Cookies and small cups of raw milk were served at the farm. Each of the 63 visitors drank one cup of raw milk and ate one cookie. Cultures of the raw milk from the farm did not yield Campylobacter. No dairy cattle were reported to have been ill, and none were cultured.

The second outbreak occurred on May 20, when 45 persons (43 kindergarten children and two teachers) visited a dairy farm in central Pennsylvania. Subsequently, 26 persons (58%) developed gastrointestinal illness characterized by abdominal pain (73%), diarrhea (69%), fever (58%), nausea (54%), headache (50%), fatigue (38%), vomiting (19%), bloody stools (12%), and myalgia (8%). The incubation period ranged from 2 to 10 days (mean 3.6 days). Duration of illness was 1-14 days (mean 3.5 days). Four children saw a physician, and one was hospitalized. C. jejuni was found in two of two stool specimens cultured.

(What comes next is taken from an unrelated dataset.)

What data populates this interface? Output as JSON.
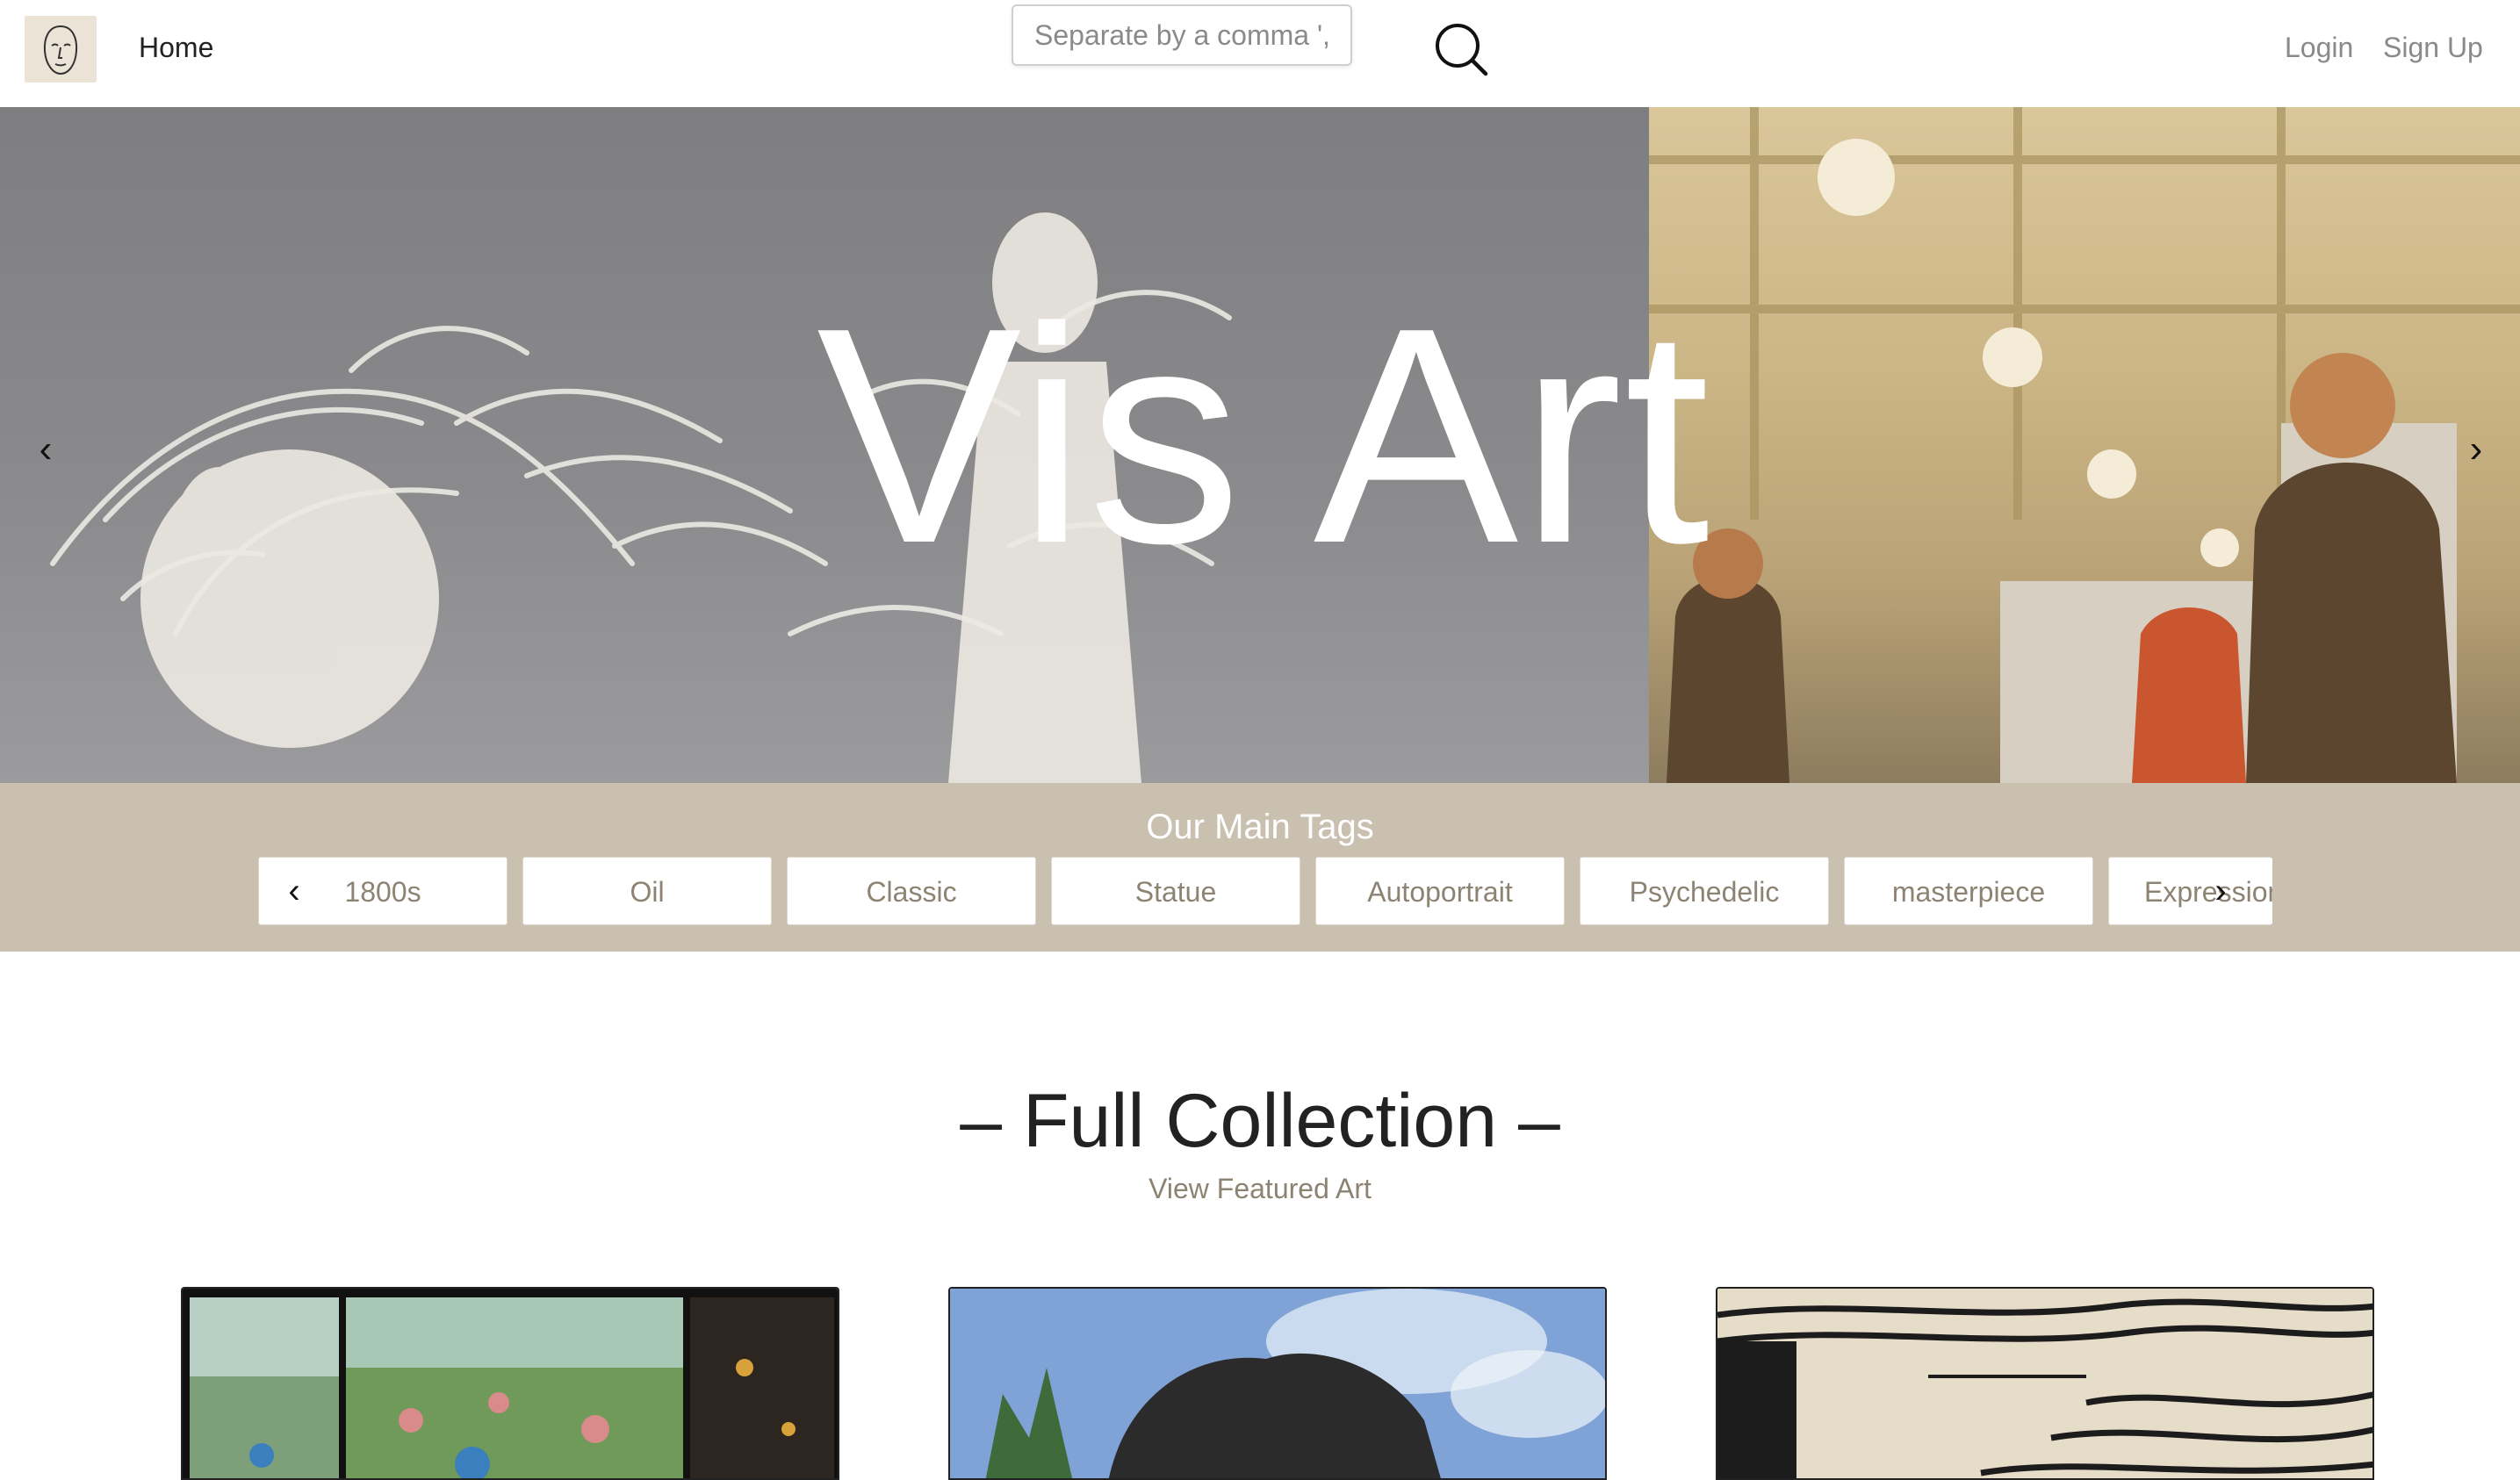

Raw milk and cookies were also served at the second farm. Illness was associated with quantity of milk consumed. Twenty-five of the 26 ill persons each consumed H cup or more of raw milk, and 10 of 15 well persons each consumed the same amount of raw milk (p = 0.03). Illness was not associated with eating cookies, touching farm animals, or consuming raw milk from other sources or with the presence of animals in the home. Members of the farm family routinely drank raw milk, and none reported illness. There were no illnesses among the herd, and no cows were cultured. Gastrointestinal illnesses, probably representing secondary transmission, occurred in households of six patients. Reported by Microbiology Laboratory, JC Blair Hospital; DJ Blessing, M Thompson, B Fisher, D Schooley, MD, MJ Kramer, South Central District; TM DeMelfi, MA McCarthy, EJ Witte, MD, Div of Epidemiology; CW Hays, MD, State Epidemiologist; Bureau of Laboratories, Pennsylvania Dept of Health; J Smucker, Milk Safety Br, Food and Drug Administration, Washington, DC; Enteric Diseases Br, Zoonoses Activity, Div of Bacterial Diseases, Center for Infectious Diseases, CDC.

Editorial Note

Editorial Note: Raw milk is an important vehicle in the transmission of Campylobacter. In 1981 and 1982, five of 10 and six of 11 foodborne Campylobacter outbreaks reported to CDC were traced to raw milk consumption. Outbreaks of campylobacteriosis have followed consumption of raw milk on school-sponsored trips in Michigan, Minnesota, and Vermont; a field trip in Maryland resulted in an outbreak of salmonellosis and campylobacteriosis. These, and similar occurrences in England, point out the necessity of protecting school children from exposure to unpasteurized dairy products while on outings (1). The lack of illness in similarly exposed members of the farm families might be explained by gut immunity established by frequent exposure to C. jejuni through direct contact with bovine feces and routine ingestion of raw milk. Failure to isolate C. jejuni from the epidemiologically implicated raw milk, as noted in these two outbreaks, is an almost universal problem (2,3) and is probably due to the insensitivity of present microbiologic techniques.

References

  1. Robinson DA, Jones DM. Milk-borne Campylobacter infection. Br Med J 1981;282:1374-6.

  2. Potter ME, Blaser MJ, Sikes KR, et al. Human Campylobacter infection associated with certified raw milk. Am J Epidemiol 1983;117:475-83.

  3. Taylor DN, Porter BW, Williams CA, Miller HG, et al. Campylobacter enteritis: a large outbreak traced to commercial raw milk. West J Med 1982;137:365-9.